The truth of the matter is C2's competition - almost all the competition - has native exporters, and what we're experiencing is why. Clickteam has it. Game maker has it. Unity has it. The list goes on and on.
Ashley - if you read this, when you respond to the idea of native exporters (I could be wrong about this, I apologize if so but it's the impression I get), it seems like you think we're talking about you making your own complete browser engine, because you talk about how you couldn't compete with google or such's team of engineers. We're not. What we want is just native games, no web tech that games don't need. Yes it would make a lot of third party plugins obsolete, but I just don't care as I don't use them that often. i really think html5 is holding C2 back.
I don't believe that it's impossible to create native exporters that work better than chrome. There's thousands, possibly hundreds of thousands of games out there that do exactly that. Chrome is trying to support everything a web browser can do. Games need only a fraction of that. We don't need CSS or whatever web tech. Trying to support them all is not an achievable task for a small team, but supporting all of the functions needed just for games has been achieved by many, many small teams out there, including you guys with the native exporter in construct classic.

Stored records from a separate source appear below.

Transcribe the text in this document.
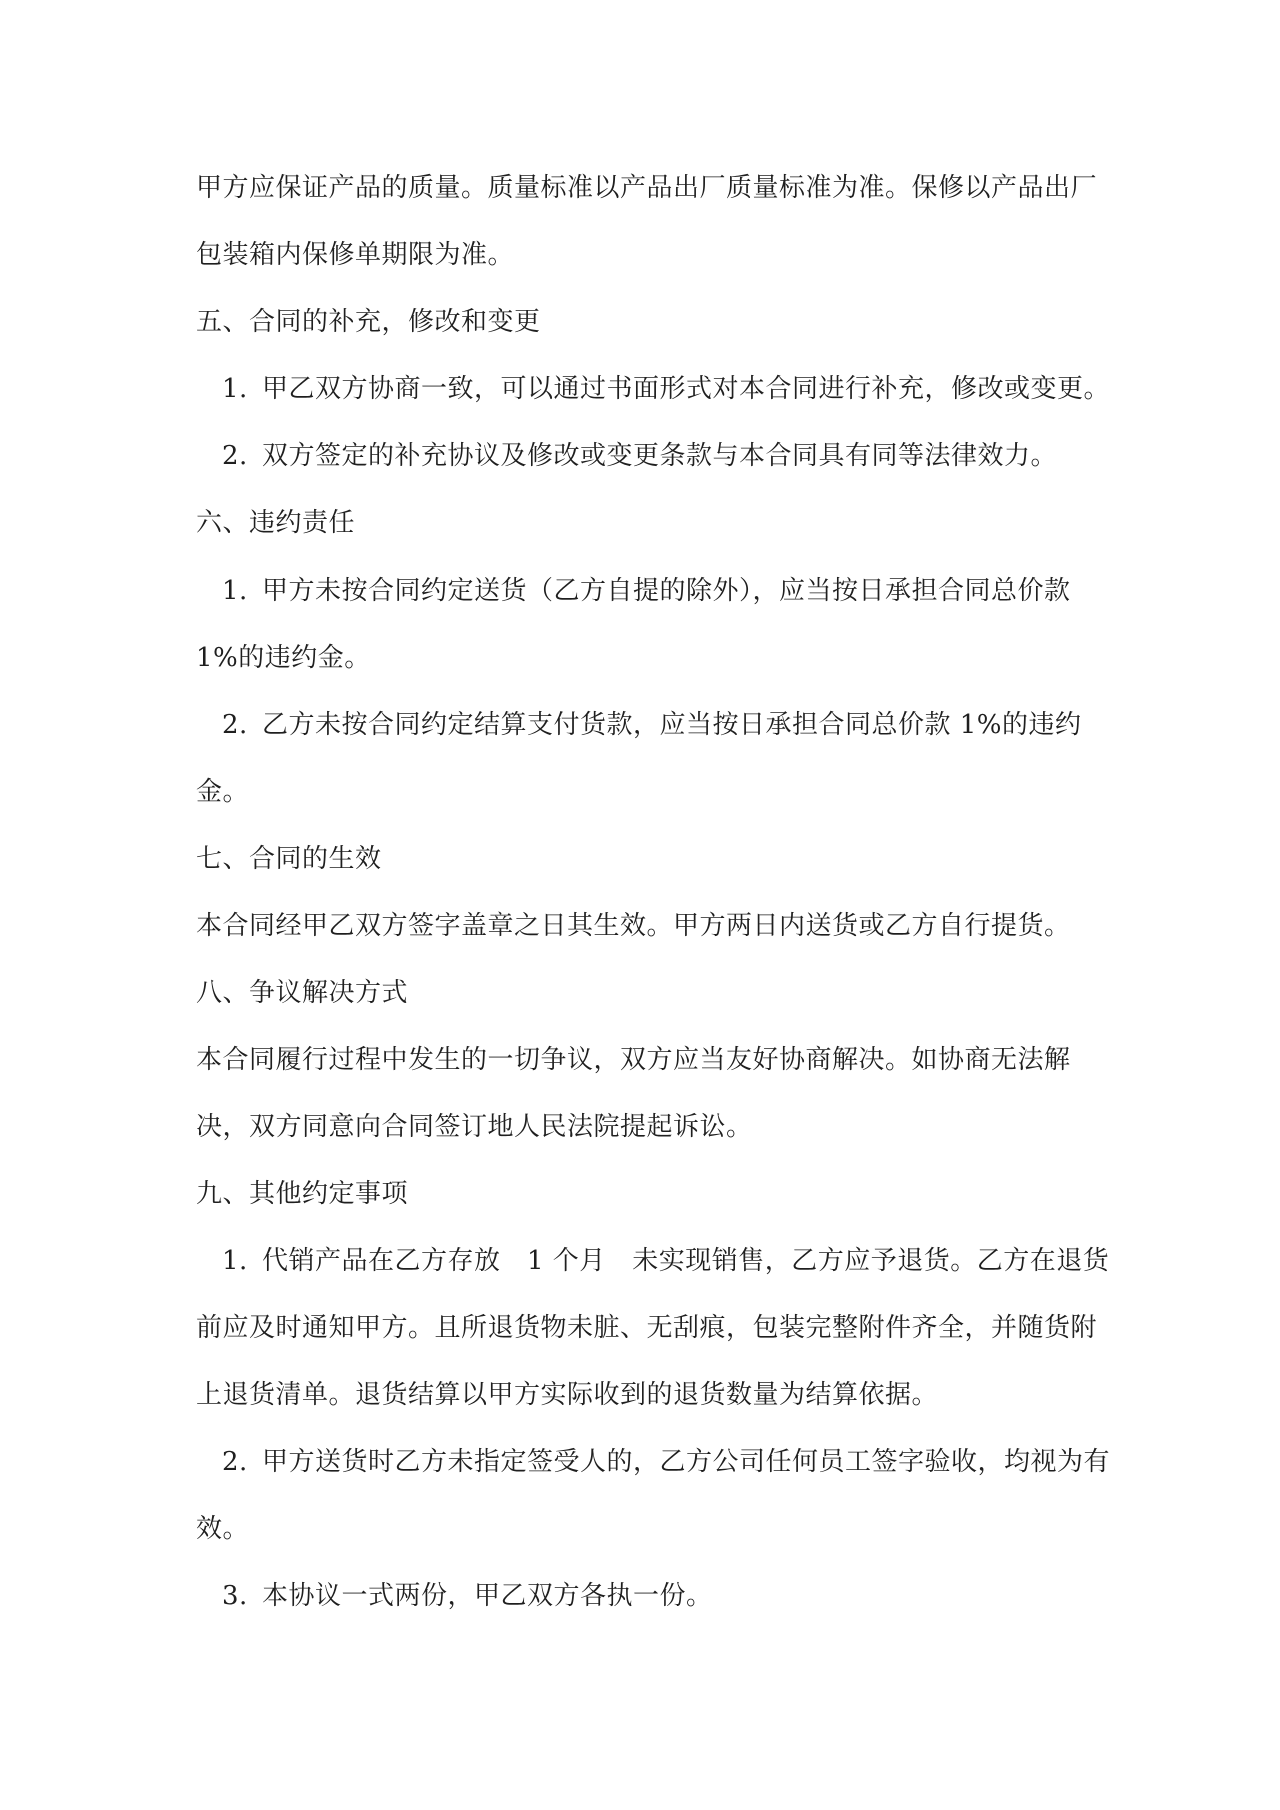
甲方应保证产品的质量。质量标准以产品出厂质量标准为准。保修以产品出厂
包装箱内保修单期限为准。
五、合同的补充，修改和变更
1. 甲乙双方协商一致，可以通过书面形式对本合同进行补充，修改或变更。
2. 双方签定的补充协议及修改或变更条款与本合同具有同等法律效力。
六、违约责任
1. 甲方未按合同约定送货（乙方自提的除外），应当按日承担合同总价款
1%的违约金。
2. 乙方未按合同约定结算支付货款，应当按日承担合同总价款 1%的违约
金。
七、合同的生效
本合同经甲乙双方签字盖章之日其生效。甲方两日内送货或乙方自行提货。
八、争议解决方式
本合同履行过程中发生的一切争议，双方应当友好协商解决。如协商无法解
决，双方同意向合同签订地人民法院提起诉讼。
九、其他约定事项
1. 代销产品在乙方存放　1 个月　未实现销售，乙方应予退货。乙方在退货
前应及时通知甲方。且所退货物未脏、无刮痕，包装完整附件齐全，并随货附
上退货清单。退货结算以甲方实际收到的退货数量为结算依据。
2. 甲方送货时乙方未指定签受人的，乙方公司任何员工签字验收，均视为有
效。
3. 本协议一式两份，甲乙双方各执一份。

Yes, it might take a while to code. I understand that C2 is solidly on the html5 train, and it's not good to try to get off a train while it's in motion. However, if someone could be hired to work on it concurrently, then work on the current to do list would be able to continue at the same time and no delay in updates to c2 would occur.
However, even if you can't find someone to help, then even working by yourself I think when most or all of the stuff on the to do list is done, then a switch to native should happen. I don't know if 3d could be considered at that point as well, but I also think it should be incorporated, and that might be a good place to do so, or to at least lay the framework for it to be implemented later on.
C2 has the best editor out there that I've tried, hands down. It shouldn't be held back by its exporters. Exporting to native would make it a powerhouse would dominate the competition. As it is, and this is really painful to say considering how much I love this program - I'm finding it harder and harder to recommend c2 to people unless they fall into very specific categories and don't mind the caveats.
Well, nobody is making you use C2, perhaps you should try some other software.
Here we go with the weekly native thread disguised as something else.
That's really not the right position to take. Scirra's event editor isn't available anywhere else, and without it I wouldn't be making games at all as I am terrible at traditional code. Also, it just drives away people who would otherwise become paying customers.
Scirra's got a great product, but it is not without its flaws, and we shouldn't discourage discussion of them, as discussing them constructively can result in a better product. If a lot of people are complaining about something, then it's likely a real problem.